EVERY Eid, Mohd Mosam returns from Bihar-where he works in construction to his home in Palda village in Muzaffarnagar, Uttar Pradesh, and memories of his childhood come flooding back.

Mosam hasn't always lived in Palda. He was born in the nearby Kutba-Kutbi village, about four km away. Somewhere in the middle of the road between Palda and KutbaKutbi lies a little brick dome that the locals believe was built by Babur. Inside is a maze "just like the Bhul Bhulaiya in Lucknow, though smaller". Mosam remembers how he and his friends-mostly Jats and Jatavs-played inside the gumbad (dome) on Eid, and later ate sevayyian (sweet vermicelli pudding) at his home in the evening.

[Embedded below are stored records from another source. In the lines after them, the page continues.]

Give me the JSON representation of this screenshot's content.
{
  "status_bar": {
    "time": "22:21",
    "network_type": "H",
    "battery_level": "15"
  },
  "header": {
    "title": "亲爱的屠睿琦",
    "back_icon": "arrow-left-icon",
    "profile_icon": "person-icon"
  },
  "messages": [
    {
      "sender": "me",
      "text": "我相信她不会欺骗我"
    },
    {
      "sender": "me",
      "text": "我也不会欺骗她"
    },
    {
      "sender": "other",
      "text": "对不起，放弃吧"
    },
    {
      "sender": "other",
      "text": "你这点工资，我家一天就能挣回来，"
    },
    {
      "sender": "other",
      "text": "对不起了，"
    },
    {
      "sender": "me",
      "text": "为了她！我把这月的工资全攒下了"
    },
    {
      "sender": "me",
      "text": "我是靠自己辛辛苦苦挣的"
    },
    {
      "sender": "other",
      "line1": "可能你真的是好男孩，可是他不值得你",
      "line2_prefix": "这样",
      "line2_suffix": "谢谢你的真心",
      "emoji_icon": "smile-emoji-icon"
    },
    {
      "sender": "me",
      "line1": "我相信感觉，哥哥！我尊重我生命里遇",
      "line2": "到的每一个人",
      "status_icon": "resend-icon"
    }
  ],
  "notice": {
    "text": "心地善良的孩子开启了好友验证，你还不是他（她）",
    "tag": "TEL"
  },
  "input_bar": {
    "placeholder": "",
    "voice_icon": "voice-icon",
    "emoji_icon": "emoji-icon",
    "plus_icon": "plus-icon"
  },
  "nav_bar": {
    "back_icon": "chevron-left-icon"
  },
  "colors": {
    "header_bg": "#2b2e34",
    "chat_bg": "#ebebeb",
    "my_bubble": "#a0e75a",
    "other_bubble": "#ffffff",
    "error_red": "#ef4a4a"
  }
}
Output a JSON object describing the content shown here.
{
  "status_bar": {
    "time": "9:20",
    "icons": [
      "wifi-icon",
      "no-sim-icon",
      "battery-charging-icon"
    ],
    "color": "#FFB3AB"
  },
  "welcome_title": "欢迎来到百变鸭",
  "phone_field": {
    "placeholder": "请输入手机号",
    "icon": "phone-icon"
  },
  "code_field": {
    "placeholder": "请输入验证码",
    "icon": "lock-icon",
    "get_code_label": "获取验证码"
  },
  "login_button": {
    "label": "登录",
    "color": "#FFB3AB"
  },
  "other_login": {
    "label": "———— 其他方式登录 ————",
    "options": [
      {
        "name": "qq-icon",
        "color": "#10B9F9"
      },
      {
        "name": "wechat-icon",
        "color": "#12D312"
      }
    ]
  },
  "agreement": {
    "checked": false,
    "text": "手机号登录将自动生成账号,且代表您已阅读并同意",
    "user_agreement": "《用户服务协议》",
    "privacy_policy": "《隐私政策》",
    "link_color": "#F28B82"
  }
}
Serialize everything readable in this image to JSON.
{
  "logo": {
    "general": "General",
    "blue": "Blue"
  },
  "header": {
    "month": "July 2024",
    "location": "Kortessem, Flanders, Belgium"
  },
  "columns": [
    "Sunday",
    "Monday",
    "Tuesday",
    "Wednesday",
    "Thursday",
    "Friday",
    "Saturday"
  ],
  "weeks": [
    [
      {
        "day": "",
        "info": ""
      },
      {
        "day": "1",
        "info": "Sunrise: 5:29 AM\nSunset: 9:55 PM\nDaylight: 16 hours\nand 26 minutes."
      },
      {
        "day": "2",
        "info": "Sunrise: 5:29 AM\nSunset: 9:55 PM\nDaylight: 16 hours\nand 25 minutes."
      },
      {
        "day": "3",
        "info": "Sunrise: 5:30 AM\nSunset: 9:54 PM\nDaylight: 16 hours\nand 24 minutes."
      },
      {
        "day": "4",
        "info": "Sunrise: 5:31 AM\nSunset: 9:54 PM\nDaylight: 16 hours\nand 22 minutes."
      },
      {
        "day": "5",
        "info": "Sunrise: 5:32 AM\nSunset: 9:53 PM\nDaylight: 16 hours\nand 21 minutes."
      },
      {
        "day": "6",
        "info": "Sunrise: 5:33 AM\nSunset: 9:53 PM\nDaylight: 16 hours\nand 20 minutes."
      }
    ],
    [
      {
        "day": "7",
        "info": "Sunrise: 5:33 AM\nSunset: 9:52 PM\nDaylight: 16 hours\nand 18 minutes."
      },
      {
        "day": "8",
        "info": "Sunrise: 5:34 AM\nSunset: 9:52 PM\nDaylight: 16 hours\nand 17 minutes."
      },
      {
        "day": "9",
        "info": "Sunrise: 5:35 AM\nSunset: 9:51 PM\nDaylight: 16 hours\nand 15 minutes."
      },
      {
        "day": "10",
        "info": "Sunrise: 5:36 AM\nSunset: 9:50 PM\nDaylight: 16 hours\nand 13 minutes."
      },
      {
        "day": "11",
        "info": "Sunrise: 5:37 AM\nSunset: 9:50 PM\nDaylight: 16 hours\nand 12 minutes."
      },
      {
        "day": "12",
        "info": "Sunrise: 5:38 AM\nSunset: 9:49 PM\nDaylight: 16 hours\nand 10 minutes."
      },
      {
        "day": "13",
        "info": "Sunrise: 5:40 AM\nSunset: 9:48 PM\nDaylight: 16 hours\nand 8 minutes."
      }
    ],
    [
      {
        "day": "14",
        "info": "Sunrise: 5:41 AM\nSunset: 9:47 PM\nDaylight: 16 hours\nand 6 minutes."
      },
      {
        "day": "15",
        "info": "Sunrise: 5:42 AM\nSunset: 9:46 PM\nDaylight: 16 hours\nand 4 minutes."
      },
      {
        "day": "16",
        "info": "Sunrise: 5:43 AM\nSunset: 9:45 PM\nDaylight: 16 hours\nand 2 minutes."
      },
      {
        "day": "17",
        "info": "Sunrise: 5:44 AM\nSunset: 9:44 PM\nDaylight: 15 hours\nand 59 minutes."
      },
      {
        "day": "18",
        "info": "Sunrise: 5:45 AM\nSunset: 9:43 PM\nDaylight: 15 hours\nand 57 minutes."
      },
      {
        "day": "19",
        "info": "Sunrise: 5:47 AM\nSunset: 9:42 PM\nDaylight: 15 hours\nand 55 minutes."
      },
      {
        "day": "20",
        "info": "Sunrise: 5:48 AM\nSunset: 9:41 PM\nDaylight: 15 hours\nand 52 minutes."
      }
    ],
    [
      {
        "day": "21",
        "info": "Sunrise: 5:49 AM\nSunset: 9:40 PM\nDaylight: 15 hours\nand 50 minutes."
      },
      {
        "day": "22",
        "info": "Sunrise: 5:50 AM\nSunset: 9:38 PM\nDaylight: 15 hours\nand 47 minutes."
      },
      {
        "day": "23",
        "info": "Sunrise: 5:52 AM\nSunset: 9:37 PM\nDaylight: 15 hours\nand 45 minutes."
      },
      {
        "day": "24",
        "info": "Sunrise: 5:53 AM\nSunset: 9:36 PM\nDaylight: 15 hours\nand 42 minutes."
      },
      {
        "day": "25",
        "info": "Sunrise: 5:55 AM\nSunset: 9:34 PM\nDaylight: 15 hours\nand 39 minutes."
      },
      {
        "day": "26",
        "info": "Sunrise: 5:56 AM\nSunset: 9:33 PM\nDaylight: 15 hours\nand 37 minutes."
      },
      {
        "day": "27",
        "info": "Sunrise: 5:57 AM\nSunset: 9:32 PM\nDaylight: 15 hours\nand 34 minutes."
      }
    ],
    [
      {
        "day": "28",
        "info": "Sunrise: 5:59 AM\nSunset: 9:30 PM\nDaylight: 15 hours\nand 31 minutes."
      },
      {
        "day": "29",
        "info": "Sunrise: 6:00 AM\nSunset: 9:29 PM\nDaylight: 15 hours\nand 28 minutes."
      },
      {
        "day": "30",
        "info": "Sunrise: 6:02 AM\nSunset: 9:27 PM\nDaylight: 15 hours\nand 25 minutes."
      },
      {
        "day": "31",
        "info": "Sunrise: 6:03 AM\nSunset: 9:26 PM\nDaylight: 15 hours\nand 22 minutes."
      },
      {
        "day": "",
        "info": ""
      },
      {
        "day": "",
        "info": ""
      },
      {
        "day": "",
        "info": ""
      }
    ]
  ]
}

It has been eleven years since Mosam lost his childhood home to communal violence, dubbed the 'Muzaffarnagar riots' of 2013. He says that it wasn't just the home that was lost. "We lost our childhood".

As Muzaffarnagar prepared to go to the polls in the first phase of the Lok Sabha elections on April 19, memories of violence and displacement hung heavy upon Muslim voters, who comprise a substantial portion of the electorate in UP and yet have seemingly become socio-politically invisible as citizens in the past decade.